Nicky Morgan is MP for Loughborough and a member of the Business, Innovation and Skills Select Committee.
Access to independent, impartial ombudsmen should be a cornerstone of any democratic society that values transparency, justice and checks on power. Organisations offering services to the public – often at a cost of millions of pounds of taxpayer’s money – must be held to account when things go wrong, and cannot be allowed to blame a lack of resources as an excuse for poor service delivery.
The public sector and private sector ombudsmen play a vital, if often overlooked, role in ensuring this accountability really happens. I firmly believe that if the ombudsmen are truly effective, and if the organisations investigated actually learn from the judgements made against them, then there are real gains to be made – both in terms of cost of service provision and in user satisfaction.

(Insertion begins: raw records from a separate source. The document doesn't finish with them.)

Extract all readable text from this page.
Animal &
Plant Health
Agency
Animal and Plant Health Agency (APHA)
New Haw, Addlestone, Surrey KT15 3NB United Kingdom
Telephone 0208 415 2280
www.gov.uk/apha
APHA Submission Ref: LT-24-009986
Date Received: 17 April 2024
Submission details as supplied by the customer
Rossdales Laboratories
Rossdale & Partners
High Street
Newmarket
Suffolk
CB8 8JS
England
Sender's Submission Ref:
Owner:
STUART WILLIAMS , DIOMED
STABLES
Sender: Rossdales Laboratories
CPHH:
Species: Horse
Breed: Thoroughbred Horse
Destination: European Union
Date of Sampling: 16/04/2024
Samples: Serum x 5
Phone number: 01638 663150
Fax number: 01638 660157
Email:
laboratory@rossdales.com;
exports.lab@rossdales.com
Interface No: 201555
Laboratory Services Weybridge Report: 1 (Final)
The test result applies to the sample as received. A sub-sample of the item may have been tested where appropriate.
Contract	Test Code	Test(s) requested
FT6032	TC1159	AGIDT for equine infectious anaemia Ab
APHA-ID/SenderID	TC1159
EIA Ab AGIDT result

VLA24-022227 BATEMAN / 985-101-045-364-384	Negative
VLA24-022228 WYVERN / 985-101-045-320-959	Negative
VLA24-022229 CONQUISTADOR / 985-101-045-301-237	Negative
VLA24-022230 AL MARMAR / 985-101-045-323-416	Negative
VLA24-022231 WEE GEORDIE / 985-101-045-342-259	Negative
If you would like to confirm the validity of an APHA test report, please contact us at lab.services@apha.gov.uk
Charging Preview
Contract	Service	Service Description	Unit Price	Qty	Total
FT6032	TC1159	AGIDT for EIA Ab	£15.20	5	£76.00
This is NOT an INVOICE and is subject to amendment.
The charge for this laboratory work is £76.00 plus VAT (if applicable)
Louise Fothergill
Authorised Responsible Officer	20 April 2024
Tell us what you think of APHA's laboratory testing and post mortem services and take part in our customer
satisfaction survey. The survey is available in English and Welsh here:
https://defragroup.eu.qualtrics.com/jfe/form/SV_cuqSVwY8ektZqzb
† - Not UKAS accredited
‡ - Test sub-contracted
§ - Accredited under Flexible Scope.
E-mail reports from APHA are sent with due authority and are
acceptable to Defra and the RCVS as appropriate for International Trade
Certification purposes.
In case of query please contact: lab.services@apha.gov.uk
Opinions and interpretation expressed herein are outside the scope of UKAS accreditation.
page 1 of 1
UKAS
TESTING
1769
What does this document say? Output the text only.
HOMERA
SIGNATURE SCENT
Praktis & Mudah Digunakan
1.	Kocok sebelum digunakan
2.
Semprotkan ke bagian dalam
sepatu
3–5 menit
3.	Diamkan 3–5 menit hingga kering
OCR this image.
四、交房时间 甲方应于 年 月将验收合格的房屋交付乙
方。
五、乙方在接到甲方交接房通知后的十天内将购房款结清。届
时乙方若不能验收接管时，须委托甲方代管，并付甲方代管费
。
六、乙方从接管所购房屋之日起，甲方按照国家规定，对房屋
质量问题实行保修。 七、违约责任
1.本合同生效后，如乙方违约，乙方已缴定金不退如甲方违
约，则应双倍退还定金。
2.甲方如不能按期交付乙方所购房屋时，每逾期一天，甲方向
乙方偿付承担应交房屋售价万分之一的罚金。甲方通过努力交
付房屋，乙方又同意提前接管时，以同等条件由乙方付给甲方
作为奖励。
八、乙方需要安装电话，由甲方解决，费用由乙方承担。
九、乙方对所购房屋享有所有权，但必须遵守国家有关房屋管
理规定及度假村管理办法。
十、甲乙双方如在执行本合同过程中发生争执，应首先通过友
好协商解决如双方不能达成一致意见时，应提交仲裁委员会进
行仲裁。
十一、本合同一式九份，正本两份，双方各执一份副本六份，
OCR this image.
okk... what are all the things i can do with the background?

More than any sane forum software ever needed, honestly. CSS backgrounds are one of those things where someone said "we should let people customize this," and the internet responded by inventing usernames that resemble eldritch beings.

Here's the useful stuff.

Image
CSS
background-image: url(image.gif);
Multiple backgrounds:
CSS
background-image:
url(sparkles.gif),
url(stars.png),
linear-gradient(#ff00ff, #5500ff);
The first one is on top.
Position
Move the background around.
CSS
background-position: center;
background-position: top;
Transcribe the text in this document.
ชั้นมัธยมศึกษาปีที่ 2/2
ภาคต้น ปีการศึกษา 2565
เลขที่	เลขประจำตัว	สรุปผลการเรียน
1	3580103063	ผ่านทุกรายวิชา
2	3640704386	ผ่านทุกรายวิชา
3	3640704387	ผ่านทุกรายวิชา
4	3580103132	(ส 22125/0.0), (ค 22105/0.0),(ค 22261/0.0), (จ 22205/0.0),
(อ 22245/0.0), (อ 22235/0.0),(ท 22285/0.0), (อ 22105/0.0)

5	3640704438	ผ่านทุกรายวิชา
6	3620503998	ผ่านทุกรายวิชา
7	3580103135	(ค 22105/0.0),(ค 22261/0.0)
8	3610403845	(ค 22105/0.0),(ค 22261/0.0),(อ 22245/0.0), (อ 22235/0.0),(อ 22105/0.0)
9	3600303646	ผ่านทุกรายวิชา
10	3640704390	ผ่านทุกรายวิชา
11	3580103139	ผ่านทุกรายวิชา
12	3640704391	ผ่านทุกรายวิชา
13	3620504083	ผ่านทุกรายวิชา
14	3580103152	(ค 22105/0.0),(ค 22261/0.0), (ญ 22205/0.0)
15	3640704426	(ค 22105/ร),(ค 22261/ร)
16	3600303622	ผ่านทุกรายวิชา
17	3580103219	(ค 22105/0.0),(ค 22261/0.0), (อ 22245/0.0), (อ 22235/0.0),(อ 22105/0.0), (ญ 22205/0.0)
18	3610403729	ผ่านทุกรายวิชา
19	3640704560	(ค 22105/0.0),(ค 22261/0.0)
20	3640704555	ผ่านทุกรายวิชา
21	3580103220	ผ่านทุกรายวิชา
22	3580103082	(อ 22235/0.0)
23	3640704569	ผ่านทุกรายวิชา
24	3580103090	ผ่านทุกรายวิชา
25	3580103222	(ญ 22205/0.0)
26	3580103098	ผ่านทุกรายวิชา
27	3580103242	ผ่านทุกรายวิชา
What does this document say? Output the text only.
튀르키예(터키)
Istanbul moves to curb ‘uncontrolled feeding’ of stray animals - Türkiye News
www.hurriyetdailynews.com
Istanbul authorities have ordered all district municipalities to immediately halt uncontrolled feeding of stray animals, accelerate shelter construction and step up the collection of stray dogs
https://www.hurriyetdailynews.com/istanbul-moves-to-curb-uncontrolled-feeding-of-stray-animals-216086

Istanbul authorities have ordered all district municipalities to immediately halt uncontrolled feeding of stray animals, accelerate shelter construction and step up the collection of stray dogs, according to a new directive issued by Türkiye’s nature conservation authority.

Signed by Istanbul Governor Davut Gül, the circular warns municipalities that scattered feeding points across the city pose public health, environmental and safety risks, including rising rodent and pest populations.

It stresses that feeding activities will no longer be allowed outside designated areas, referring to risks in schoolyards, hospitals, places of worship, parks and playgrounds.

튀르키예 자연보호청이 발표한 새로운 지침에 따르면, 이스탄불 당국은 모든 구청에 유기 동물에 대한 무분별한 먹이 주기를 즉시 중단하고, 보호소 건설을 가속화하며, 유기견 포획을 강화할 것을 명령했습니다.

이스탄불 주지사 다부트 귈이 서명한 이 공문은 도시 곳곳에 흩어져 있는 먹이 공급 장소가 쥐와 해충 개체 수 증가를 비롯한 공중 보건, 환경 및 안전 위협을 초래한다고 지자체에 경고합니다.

As the Public Bodies Bill returns to the House of Commons this week for consideration of Lord’s amendments, I think it is an ideal time for the Government to review the role and remit of the public sector ombudsmen. The ombudsman sector is clearly a candidate for reform, a subject I sought to address in my recent pamphlet, The Ombudsmen: Time for Reform? (published by Bretwalda Books), which explores the role of three particular ombudsmen, two from the public sector and one from the private sector, respectively: the Health Service Ombudsman, the Local Government Ombudsman for England and the Financial Ombudsman Service.